Por Raquel Loof, estudante de psicologia e Kauã Shimabukuro, publicitário e pesquisador de cultura, militantes da Revolução Socialista em Curitiba/PR.
Falar sobre amor e afeto é questionar todas as estruturas que estamos inseridos. Bell Hooks em seu livro “Tudo sobre amor”, provoca a reflexão sobre o amor como transgressor das estruturas de opressão (patriarcal, racista, LGBTQIAPN+fóbica e etc.) e um afeto poderoso e necessário para pensarmos uma sociedade mais empática, igualitária e diversa. Para isso precisamos debater a necessidade desse afeto ser revolucionário e repensado junto com os valores que desejamos construir socialmente.
Essa posição de repensar o amor é crucial, pois, o sistema capitalista reforça o sentido individual, egoísta e apático do afeto, se opondo a sua essência de cuidado, empatia e acolhimento. Isso é perceptível quando pensamos que pessoas dissidentes dos "valores morais" dessa sociedade cisgênero, patriarcal, LGBTQIAPN+fóbica, racista e intolerante religiosa são colocadas no papel de "outra coisa", aquele à qual eu não reconheço como um ser humano, aquele que não é "normal" e deve ser negado dos seus direitos, da sua dignidade e até mesmo da sua existência. Isso nos enfraquece enquanto sociedade, nos adoece e em instâncias gera a reprodução de diversos tipos de violências sejam físicas ou psicológicas. Esse apontamento de como o capitalismo molda e reforma esse "amor" egoísta e que se distancia do sentido que nós, revolucionários, buscamos atribuí-lo, pode ser observado quando demonstramos que o patriarcado enxerga esse "amor" como forma de violência e domínio sobre o corpo feminino. São inúmeros os casos de violência doméstica, sexual e casos de feminicídios. Segundo o portal Fonte Segura [1], do Fórum de Segurança, só em 2023 foram 1.463 vítimas de feminicídio. Ainda complementar a esses dados, a pesquisadora Lourdes Maria Bandeira, apontou na sua publicação "Crimes de feminicídio ocorridos no Distrito Federal em 2019" [2], disponível no portal de Notícias da UnB (Universidade de Brasília), que dos 32 casos analisados, a maioria foi motivada pela relação de domínio e não aceitação do fim da relação. Nesse contexto, os criminosos viam a vítima como um objeto que os pertencia.

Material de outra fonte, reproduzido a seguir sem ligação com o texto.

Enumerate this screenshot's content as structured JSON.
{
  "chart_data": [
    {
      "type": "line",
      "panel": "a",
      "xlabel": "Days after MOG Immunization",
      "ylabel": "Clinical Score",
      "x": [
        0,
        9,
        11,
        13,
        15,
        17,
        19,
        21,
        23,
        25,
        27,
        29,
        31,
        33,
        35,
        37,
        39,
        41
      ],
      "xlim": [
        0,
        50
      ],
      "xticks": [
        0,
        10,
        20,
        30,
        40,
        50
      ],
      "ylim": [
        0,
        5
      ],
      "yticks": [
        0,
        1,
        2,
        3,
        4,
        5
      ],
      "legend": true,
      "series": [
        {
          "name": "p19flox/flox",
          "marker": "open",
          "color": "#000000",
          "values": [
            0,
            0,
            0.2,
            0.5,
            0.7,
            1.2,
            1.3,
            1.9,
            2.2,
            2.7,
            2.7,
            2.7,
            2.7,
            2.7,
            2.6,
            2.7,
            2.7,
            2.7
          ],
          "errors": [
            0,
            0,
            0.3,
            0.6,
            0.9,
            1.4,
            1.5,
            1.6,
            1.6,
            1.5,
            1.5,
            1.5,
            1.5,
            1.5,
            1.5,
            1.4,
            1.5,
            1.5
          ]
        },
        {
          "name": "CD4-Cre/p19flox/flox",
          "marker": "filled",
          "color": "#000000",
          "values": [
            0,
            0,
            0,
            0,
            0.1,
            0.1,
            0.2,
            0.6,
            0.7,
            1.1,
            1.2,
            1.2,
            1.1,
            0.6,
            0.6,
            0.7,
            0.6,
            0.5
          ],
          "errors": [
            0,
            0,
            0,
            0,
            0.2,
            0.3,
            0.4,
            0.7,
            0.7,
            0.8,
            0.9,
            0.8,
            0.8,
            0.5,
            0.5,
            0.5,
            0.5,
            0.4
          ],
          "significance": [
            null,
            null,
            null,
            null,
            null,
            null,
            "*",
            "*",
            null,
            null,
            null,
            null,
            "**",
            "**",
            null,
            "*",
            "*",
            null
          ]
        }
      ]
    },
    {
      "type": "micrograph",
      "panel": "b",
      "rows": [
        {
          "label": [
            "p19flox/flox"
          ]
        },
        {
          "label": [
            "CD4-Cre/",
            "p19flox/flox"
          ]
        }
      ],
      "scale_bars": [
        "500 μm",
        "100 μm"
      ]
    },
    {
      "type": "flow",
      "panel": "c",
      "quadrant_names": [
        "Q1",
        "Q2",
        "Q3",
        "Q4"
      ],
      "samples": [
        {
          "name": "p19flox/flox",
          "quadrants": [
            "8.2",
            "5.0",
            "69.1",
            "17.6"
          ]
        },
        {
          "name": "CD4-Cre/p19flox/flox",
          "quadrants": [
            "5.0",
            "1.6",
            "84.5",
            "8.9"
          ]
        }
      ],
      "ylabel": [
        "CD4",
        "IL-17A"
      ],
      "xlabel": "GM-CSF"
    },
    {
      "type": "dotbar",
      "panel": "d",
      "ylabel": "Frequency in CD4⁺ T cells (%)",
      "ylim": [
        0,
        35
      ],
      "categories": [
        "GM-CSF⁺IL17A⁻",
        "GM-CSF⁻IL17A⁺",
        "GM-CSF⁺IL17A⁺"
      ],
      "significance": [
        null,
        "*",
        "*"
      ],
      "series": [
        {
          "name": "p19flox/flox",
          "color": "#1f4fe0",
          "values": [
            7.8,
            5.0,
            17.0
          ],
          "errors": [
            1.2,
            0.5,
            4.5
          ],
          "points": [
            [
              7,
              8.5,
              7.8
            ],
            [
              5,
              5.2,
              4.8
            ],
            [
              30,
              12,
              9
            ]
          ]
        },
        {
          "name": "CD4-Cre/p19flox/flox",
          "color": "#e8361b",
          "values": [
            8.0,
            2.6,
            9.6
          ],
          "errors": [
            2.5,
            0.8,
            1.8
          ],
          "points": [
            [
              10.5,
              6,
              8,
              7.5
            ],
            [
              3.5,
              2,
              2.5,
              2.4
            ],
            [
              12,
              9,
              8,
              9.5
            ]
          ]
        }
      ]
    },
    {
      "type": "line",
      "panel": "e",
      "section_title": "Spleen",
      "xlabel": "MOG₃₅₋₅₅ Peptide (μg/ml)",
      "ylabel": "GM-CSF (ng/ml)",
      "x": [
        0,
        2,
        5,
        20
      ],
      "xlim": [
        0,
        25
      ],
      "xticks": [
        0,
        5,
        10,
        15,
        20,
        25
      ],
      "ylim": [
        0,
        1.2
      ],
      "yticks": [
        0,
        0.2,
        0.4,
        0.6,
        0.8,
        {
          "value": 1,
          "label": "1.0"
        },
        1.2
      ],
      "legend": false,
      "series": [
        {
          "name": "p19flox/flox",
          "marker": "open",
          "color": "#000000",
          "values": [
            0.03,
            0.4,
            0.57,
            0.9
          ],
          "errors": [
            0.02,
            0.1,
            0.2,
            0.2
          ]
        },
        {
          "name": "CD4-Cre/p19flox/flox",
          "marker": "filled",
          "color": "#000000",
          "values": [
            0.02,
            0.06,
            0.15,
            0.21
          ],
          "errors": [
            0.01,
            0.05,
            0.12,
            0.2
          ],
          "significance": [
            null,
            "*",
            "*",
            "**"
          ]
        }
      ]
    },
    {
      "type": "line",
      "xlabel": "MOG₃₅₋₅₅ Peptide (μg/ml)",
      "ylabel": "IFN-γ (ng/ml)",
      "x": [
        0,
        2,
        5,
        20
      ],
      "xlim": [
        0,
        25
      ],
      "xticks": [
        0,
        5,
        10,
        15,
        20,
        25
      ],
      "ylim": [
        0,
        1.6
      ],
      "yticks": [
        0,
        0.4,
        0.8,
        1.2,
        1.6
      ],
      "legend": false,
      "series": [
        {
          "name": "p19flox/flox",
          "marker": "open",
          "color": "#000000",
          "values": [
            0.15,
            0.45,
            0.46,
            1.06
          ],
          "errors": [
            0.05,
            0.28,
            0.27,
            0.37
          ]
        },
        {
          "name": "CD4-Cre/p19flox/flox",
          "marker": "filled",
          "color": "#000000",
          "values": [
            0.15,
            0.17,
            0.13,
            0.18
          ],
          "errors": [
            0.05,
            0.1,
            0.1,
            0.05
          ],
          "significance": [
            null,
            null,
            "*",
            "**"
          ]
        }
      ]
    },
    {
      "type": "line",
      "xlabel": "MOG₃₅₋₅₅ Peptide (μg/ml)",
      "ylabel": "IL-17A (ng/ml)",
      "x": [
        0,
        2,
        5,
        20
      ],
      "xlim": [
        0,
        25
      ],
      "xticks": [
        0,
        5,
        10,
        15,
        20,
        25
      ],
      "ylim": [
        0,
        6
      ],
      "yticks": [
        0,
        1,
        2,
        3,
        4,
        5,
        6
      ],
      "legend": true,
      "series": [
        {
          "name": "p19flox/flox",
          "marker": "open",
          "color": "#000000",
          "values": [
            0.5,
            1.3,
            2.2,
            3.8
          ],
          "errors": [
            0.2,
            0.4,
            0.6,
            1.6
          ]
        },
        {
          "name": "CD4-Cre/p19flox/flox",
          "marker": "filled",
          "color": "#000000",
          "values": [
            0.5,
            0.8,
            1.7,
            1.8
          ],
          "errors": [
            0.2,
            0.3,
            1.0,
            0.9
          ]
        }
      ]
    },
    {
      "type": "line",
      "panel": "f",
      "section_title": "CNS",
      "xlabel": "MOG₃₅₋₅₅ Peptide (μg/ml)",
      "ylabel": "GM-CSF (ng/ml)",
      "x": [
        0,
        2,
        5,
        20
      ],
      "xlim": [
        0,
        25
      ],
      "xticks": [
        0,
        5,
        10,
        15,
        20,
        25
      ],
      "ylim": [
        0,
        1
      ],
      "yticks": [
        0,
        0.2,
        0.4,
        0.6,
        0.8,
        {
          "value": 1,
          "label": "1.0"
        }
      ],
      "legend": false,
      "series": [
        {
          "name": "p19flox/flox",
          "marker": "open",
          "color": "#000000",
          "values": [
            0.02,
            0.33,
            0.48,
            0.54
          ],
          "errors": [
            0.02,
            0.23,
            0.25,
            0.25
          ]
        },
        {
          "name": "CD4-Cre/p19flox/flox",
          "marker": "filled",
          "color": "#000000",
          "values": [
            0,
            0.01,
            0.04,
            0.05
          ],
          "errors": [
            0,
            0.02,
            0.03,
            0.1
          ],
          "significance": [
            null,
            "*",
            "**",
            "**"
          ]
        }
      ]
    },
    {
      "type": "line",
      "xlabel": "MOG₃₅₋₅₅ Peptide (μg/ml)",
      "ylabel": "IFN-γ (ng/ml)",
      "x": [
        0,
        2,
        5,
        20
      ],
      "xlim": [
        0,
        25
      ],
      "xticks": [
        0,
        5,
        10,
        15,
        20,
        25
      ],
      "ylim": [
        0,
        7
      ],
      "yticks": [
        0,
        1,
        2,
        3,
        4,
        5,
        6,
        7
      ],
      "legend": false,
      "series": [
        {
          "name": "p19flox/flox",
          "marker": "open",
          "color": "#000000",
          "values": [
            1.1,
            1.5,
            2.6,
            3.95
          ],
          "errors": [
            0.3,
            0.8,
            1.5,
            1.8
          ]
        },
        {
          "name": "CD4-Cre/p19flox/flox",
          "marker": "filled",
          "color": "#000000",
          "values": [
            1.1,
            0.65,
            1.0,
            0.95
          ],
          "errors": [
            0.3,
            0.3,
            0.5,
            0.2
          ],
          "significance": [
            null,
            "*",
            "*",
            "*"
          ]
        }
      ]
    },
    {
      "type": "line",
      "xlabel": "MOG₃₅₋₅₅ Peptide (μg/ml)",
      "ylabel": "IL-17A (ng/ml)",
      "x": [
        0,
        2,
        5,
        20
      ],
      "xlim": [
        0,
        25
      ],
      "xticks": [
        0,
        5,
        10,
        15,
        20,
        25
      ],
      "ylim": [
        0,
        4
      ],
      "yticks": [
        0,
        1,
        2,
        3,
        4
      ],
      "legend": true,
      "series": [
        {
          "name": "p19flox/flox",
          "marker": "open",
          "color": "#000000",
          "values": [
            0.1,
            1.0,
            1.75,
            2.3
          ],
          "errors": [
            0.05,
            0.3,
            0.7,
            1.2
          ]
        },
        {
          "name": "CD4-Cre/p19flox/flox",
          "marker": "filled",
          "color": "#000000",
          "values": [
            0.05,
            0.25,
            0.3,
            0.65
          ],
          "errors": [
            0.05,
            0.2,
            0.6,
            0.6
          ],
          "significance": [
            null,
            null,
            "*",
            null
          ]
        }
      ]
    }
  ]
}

Precisamos apontar também sobre como o Estado burguês tem um papel relevante em dominar esses corpos. O patriarcado que é uma das bases de sustentação desse sistema, não só é representado em forma de violência física como também produz uma imagem do que é “ser mulher” e priva esses corpos de direitos básicos, como uso de contraceptivos, aborto seguro, legal e gratuito — que garantem a vida de pessoas que gestam — e da própria autonomia dos seus corpos e as suas vidas. Mecanismos como a PL 1904/24, equipara o aborto a crime de homicídio, além de ser uma violação grave dos direitos humanos das pessoas que gestam, ainda condena crianças violentadas sexualmente, sendo totalmente repudiável e na contramão a qualquer senso de amor que desejamos construir. O mesmo acontece com a LGBTQIAPN+fobia, o amor “incondicional” encontra a sua barreira e limitação quando não está dentro dos valores morais cristãos e fundamentalistas representados na sociedade, endemonizando e desumanizando qualquer corpo que não se encontre na heteronormatividade e cisgeneridade.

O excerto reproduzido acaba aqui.